This actually seem to be two issues:

1. for some reason the xoai metadataFormat (the source for the xslt transformations) has:

            <element name="access-status">
              <field name="value">restricted</field>
            </element>

restricted doesn't feel right for this item; the collections this is in, has Anonymous in the DEFAULT READ group, but also other groups:

Image

(investigate from: https://github.com/ufal/clarin-dspace/blob/f88207792ad2bde02b28a9b7a834823f5ffc71dd/dspace-oai/src/main/java/org/dspace/xoai/app/plugins/AccessStatusElementItemCompilePlugin.java#L55)

2. the apply-templates in dim xslt

(https://github.com/ufal/clarin-dspace/blob/54805a83181cca4d214d1cbc3ae3fd772cdf2ec3/dspace/config/crosswalks/oai/metadataFormats/dim.xsl#L11) and I guess a default text template, makes the access-status appear in dim:dim (this seems similar to what was happening in https://github.com/DSpace/DSpace/issues/6556)

kosarko avatar Aug 04 '25 14:08 kosarko

As far as (1)

<element name="access-status">
  <field name="value">restricted</field>
</element>

This refers surprisingly to a bitstream resource policy that is, in this case restricted for "anonymous" users.

Available values are:

metadata.only - item has no bitstreams open.access - bitstream has no READ restriction (available for anonymous user) restricted - bitstream READ access is set for some user group(s) - not for anonymous user embargo - bitstream READ access is set for anonymous user but with embargo (valid until some date) unknown - bitstream READ access is set for some explicit user only (not for any group)

In case of embargo, the embargo date is available also in XOAI metadata format:

<element name="access-status">
    <field name="value">embargo</field>
    <field name="embargo">2025-08-08</field>
</element>

Note that the "access-status" element is related only to the first bitstream from the item's ORIGINAL bundle.
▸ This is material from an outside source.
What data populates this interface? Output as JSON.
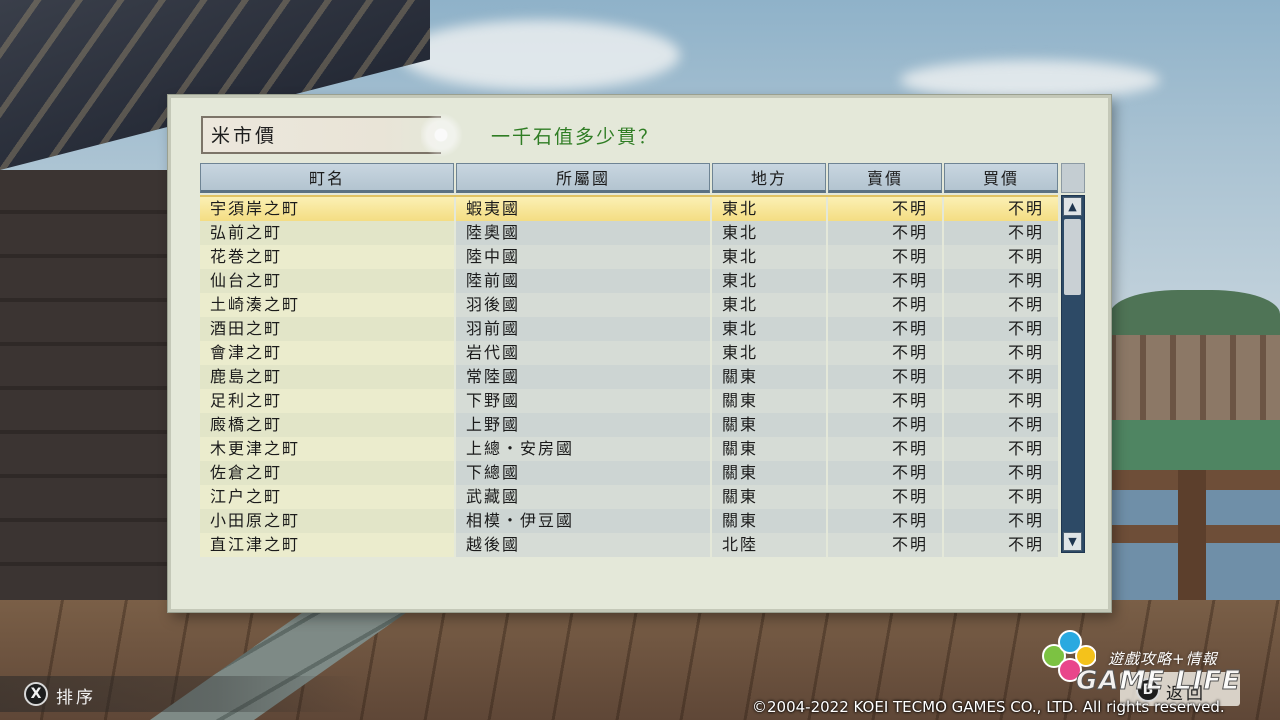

As far as (2) (You're are right @kosarko) This is the result of the default xsl:template, that is

<xsl:template match="text()|@*">
  <xsl:value-of select="."/>
</xsl:template>

In the fix, the default template was overwritten with an EMPTY template that doesn't produce any output:

<xsl:template match="text()|@*"/>

This template has the lowest priority, and is applied only when other templates are not applied.

See the Default Templetes and also the Templates Priorities

kuchtiak-ufal avatar Aug 06 '25 14:08 kuchtiak-ufal

Pull request: https://github.com/ufal/clarin-dspace/pull/1254

kuchtiak-ufal avatar Aug 06 '25 14:08 kuchtiak-ufal

I've found out this is also tracked in upstream https://github.com/DSpace/DSpace/issues/10397

kosarko avatar Aug 11 '25 13:08 kosarko

Hi Ondrej (@kosarko)

That upstream fix creates the following dim:field element:

<dim:field mdschema="others" element="access-status">restricted</dim:field>

Our fix just ignores all elements that have not xsl:template specified.

May be, we should combine those two fixes. What you think?

kuchtiak-ufal avatar Aug 12 '25 08:08 kuchtiak-ufal

Waiting for the DSpace fix to be merged into clarin-dspace

kuchtiak-ufal avatar Sep 01 '25 09:09 kuchtiak-ufal